Over the years, he has witnessed Scouting become a transformational experience for many young boys.

“It has to do with the fact that a lot of kids ... when you put those kids in a Scout unit and they put that little tan shirt on ... they learn to work with each other, they learn how to depend on each other ... they learn how to be a leader, and kids don’t realize they are even being taught it.”



Q: There is a lot of competition for children’s time today. How is Scouting faring 100 years after it was started?

A: “In 2009, our traditional programs (Cub Scouts, Boy Scouts and Venturing) had a 2.4 percent increase.”

Ertel was referring to the Ozark Trails Council. It serves 8,641 kids with the help of 3,837 volunteers.

He agreed there is no shortage of things to interest boys, but said that has always been the case.

“That was the challenge 38 years ago.”

Scouting’s advantage is that it can begin with boys as young as age 7 and continue through college with the more advanced Venturing program.

“When you go through a Scouting program, it is an experience that can last a lifetime.”



Q: How does Scouting remain relevant?

A: “I think it’s a neat combination in that you have got new merit badges being offered in 2009, 2010 and 2011. I think right now there are 121 (merit badges). There is everything from canoeing and backpacking to atomic energy.”

Along with the emphasis on knot tying and fire starting, there are new merit badges for robotics as well as GPS/GIS systems.

Even the traditional emphasis on outdoor skills has changed. There is now more of an emphasis on the environmental sciences and the role of conservation.

“I am hoping a lot of what kids are being taught will help them change things and make things a little better.”

Then he added: “There are some things that don’t need to change.”

In particular, he cited the social and leadership skills that always have been part of Scouting programs.

“I think the hard-core center of the program doesn’t need to change.”

“Eagle Scouts average $20,000 a year more in income than people who aren’t in the Scouting program ... Scouting builds that character.”



Q: What is your favorite Scouting memory?

A: “I have two sons and a daughter and all three of my kids were in this program. Both boys are Eagle Scouts. My daughter spent three years in the Venturing program.”

He recalls nights camping in sub-zero temperatures so one of his sons could get the Zero Hero award, with hot dogs so frozen they would shatter like glass if they hit them on a board.

“Three times I went into the Beartooth Mountains (backpacking) in Montana. ... with my daughter I went on canoe trips down the St. Louis River.”
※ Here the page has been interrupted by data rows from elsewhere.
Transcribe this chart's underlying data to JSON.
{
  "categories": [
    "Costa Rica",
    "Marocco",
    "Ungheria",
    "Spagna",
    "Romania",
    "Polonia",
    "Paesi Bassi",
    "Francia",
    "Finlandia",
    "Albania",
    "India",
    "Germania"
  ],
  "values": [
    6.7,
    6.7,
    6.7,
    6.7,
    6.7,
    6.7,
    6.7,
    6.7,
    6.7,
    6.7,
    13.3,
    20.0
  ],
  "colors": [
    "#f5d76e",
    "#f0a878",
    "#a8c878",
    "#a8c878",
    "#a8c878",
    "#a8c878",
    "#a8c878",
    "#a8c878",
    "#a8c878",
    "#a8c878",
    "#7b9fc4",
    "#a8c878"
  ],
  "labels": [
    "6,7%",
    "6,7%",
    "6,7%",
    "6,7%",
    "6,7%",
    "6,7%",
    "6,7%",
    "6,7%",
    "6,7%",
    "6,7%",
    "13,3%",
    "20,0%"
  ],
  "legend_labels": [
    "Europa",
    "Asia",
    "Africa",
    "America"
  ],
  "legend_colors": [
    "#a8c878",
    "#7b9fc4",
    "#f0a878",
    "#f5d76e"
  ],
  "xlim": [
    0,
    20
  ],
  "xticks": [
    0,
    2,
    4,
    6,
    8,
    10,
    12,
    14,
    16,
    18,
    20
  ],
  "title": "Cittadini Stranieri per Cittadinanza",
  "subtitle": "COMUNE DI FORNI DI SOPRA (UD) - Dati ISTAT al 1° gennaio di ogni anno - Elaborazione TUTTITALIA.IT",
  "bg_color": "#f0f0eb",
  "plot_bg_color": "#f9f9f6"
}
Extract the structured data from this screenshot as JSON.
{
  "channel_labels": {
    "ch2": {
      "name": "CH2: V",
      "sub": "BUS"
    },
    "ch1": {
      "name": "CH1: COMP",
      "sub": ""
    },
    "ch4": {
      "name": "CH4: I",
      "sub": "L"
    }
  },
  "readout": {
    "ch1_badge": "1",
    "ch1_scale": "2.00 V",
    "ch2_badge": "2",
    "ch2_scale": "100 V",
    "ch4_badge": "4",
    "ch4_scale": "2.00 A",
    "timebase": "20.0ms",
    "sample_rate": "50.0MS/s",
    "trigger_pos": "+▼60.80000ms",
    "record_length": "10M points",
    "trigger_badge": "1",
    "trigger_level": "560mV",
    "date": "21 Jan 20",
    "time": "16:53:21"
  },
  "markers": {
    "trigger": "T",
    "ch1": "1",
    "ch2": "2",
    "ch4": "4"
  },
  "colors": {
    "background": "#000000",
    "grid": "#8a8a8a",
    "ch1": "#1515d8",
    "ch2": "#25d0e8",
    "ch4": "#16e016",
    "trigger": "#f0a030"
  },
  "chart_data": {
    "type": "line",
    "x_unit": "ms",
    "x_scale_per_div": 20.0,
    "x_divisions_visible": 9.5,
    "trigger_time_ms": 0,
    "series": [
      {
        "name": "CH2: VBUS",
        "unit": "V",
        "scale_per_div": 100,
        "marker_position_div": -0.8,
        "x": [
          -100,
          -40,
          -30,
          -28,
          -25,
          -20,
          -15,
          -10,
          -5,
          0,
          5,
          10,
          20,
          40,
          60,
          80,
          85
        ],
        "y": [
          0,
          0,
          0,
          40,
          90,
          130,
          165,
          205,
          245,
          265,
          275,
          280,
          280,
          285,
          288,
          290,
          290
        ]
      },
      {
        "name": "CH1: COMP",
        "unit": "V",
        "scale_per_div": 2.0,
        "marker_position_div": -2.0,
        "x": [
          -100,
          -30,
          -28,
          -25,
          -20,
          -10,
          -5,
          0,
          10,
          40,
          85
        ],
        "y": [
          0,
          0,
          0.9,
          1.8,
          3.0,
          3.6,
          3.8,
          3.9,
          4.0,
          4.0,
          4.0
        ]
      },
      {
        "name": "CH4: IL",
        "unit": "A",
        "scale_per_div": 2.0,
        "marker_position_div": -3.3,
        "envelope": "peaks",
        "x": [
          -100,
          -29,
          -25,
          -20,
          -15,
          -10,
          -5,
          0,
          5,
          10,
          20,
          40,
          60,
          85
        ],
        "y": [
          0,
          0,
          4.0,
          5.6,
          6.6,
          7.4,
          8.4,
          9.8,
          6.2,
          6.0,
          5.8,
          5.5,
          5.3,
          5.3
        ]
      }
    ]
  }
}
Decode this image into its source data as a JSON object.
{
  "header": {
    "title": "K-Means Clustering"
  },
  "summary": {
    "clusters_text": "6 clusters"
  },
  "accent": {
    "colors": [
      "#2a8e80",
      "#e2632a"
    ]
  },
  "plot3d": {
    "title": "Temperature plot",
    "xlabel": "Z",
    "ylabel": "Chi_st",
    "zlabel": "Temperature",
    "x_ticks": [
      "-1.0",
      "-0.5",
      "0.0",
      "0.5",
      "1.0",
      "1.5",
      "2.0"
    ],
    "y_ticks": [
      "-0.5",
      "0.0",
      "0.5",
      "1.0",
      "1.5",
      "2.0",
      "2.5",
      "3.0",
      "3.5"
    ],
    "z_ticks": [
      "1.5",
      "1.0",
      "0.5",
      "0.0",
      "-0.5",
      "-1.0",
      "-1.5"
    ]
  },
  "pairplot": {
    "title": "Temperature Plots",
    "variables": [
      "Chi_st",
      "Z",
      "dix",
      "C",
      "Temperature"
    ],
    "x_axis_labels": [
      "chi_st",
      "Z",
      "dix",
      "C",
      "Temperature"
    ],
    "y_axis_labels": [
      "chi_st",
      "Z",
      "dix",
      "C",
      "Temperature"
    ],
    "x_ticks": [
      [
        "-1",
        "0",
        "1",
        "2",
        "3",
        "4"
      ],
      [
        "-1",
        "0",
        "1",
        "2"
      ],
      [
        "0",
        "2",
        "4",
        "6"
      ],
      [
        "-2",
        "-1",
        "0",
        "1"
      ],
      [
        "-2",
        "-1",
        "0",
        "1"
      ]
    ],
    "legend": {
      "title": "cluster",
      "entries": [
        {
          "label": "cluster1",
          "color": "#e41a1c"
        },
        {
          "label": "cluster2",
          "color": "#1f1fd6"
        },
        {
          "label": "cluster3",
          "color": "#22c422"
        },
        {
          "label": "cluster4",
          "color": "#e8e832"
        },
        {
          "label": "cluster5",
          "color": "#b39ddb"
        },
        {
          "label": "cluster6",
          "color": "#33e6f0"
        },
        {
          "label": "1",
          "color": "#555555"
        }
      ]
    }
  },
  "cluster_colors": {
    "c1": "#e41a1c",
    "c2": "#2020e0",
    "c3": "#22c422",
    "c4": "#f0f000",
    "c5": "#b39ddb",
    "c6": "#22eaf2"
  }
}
She was doing that as part of the Explorer program, which exposes older children to career fields ranging from environmental sciences to law enforcement.

“I got to do things all over the country with my kids that I never got to do as a kid. I got to be a kid again.”

To learn more, go to www.ozarktrailsbsa.org or call 417-883-1636.



Scout oath

“On my honor I will do my best; To do my duty to God and my country and to obey the Scout Law; To help other people at all times; To keep myself physically strong, mentally awake, and morally straight.”